Mr Johnson Appiah, an Extension Services Specialist, working with the Community Water and Sanitation Agency (CWSA), has underlined the need to step up the national campaign on "hand washing with soap" to avoid being infected with preventable diseases.
Mr Appiah said this could help save the lives of more than 40,000
Ghanaians annually. He said although research findings had shown that Ghanaians buy a lot of soap, this is mainly used for washing clothes, dishes and bathing.
Mr Appiah was speaking at the launch, organised by the Otumfuo Charity
Foundation, as part of a water and sanitation programme, to encourage hand washing with soap under running water, among school children, in Kumasi, on Thursday. Lady Julia, wife of Asantehene, Otumfuo Osei Tutu II, joined officials of the PZ Cussons Ghana, teachers and school children at the Jubilee Park for the launch.
Mr Appiah said the campaign should be taken more seriously by the people, if the country is to achieve the millennium development goal (MDG), of reducing mortality among children under the age of five by 67 per cent in 2015.
He described as totally unacceptable the present situation where most
people do not wash their hands with soap after either visiting the toilet or before eating. He said it was refreshing that over 157 school toilets with hand washing facilities had been completed in Ashanti with additional 200 now under construction.
Nana Fredua Agyeman Pambuo, Chairman of the Otumfuo Charity Foundation, said it was the beginning of better hygiene habits and cleanliness among school children. He said sanitation and hand washing were part of development and it was therefore important that children were taught proper hygiene.

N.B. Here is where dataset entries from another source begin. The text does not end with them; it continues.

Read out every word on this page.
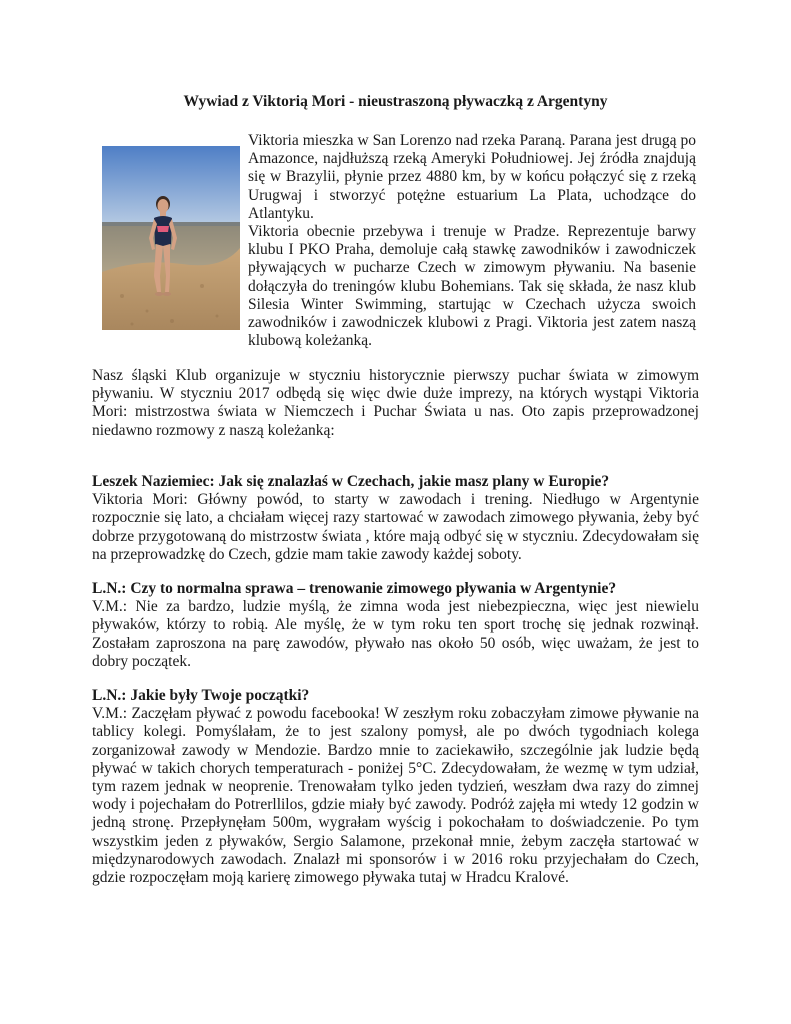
Wywiad z Viktorią Mori - nieustraszoną pływaczką z Argentyny

Viktoria mieszka w San Lorenzo nad rzeka Paraną. Parana jest drugą po Amazonce, najdłuższą rzeką Ameryki Południowej. Jej źródła znajdują się w Brazylii, płynie przez 4880 km, by w końcu połączyć się z rzeką Urugwaj i stworzyć potężne estuarium La Plata, uchodzące do Atlantyku.

Viktoria obecnie przebywa i trenuje w Pradze. Reprezentuje barwy klubu I PKO Praha, demoluje całą stawkę zawodników i zawodniczek pływających w pucharze Czech w zimowym pływaniu. Na basenie dołączyła do treningów klubu Bohemians. Tak się składa, że nasz klub Silesia Winter Swimming, startując w Czechach użycza swoich zawodników i zawodniczek klubowi z Pragi. Viktoria jest zatem naszą klubową koleżanką.

Nasz śląski Klub organizuje w styczniu historycznie pierwszy puchar świata w zimowym pływaniu. W styczniu 2017 odbędą się więc dwie duże imprezy, na których wystąpi Viktoria Mori: mistrzostwa świata w Niemczech i Puchar Świata u nas. Oto zapis przeprowadzonej niedawno rozmowy z naszą koleżanką:

Leszek Naziemiec: Jak się znalazłaś w Czechach, jakie masz plany w Europie?

Viktoria Mori: Główny powód, to starty w zawodach i trening. Niedługo w Argentynie rozpocznie się lato, a chciałam więcej razy startować w zawodach zimowego pływania, żeby być dobrze przygotowaną do mistrzostw świata , które mają odbyć się w styczniu. Zdecydowałam się na przeprowadzkę do Czech, gdzie mam takie zawody każdej soboty.

L.N.: Czy to normalna sprawa – trenowanie zimowego pływania w Argentynie?

V.M.: Nie za bardzo, ludzie myślą, że zimna woda jest niebezpieczna, więc jest niewielu pływaków, którzy to robią. Ale myślę, że w tym roku ten sport trochę się jednak rozwinął. Zostałam zaproszona na parę zawodów, pływało nas około 50 osób, więc uważam, że jest to dobry początek.

L.N.: Jakie były Twoje początki?

V.M.: Zaczęłam pływać z powodu facebooka! W zeszłym roku zobaczyłam zimowe pływanie na tablicy kolegi. Pomyślałam, że to jest szalony pomysł, ale po dwóch tygodniach kolega zorganizował zawody w Mendozie. Bardzo mnie to zaciekawiło, szczególnie jak ludzie będą pływać w takich chorych temperaturach - poniżej 5°C. Zdecydowałam, że wezmę w tym udział, tym razem jednak w neoprenie. Trenowałam tylko jeden tydzień, weszłam dwa razy do zimnej wody i pojechałam do Potrerllilos, gdzie miały być zawody. Podróż zajęła mi wtedy 12 godzin w jedną stronę. Przepłynęłam 500m, wygrałam wyścig i pokochałam to doświadczenie. Po tym wszystkim jeden z pływaków, Sergio Salamone, przekonał mnie, żebym zaczęła startować w międzynarodowych zawodach. Znalazł mi sponsorów i w 2016 roku przyjechałam do Czech, gdzie rozpoczęłam moją karierę zimowego pływaka tutaj w Hradcu Kralové.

Mrs Gladys Amaning, Metropolitan Director of Education, said proper
handling of food already prepared or in the raw state was vital for good health and that it was worrying that a lot of people tend to overlook this. The unhealthy practice serves as fertile condition for germs to contaminate food, resulting in all kinds of infections, she said.
She called for attitudinal change in children to maintain good hygienic practices by washing their hands with soap after visiting the toilet, urinal, shaking hands with others, playing and attending to a sick people.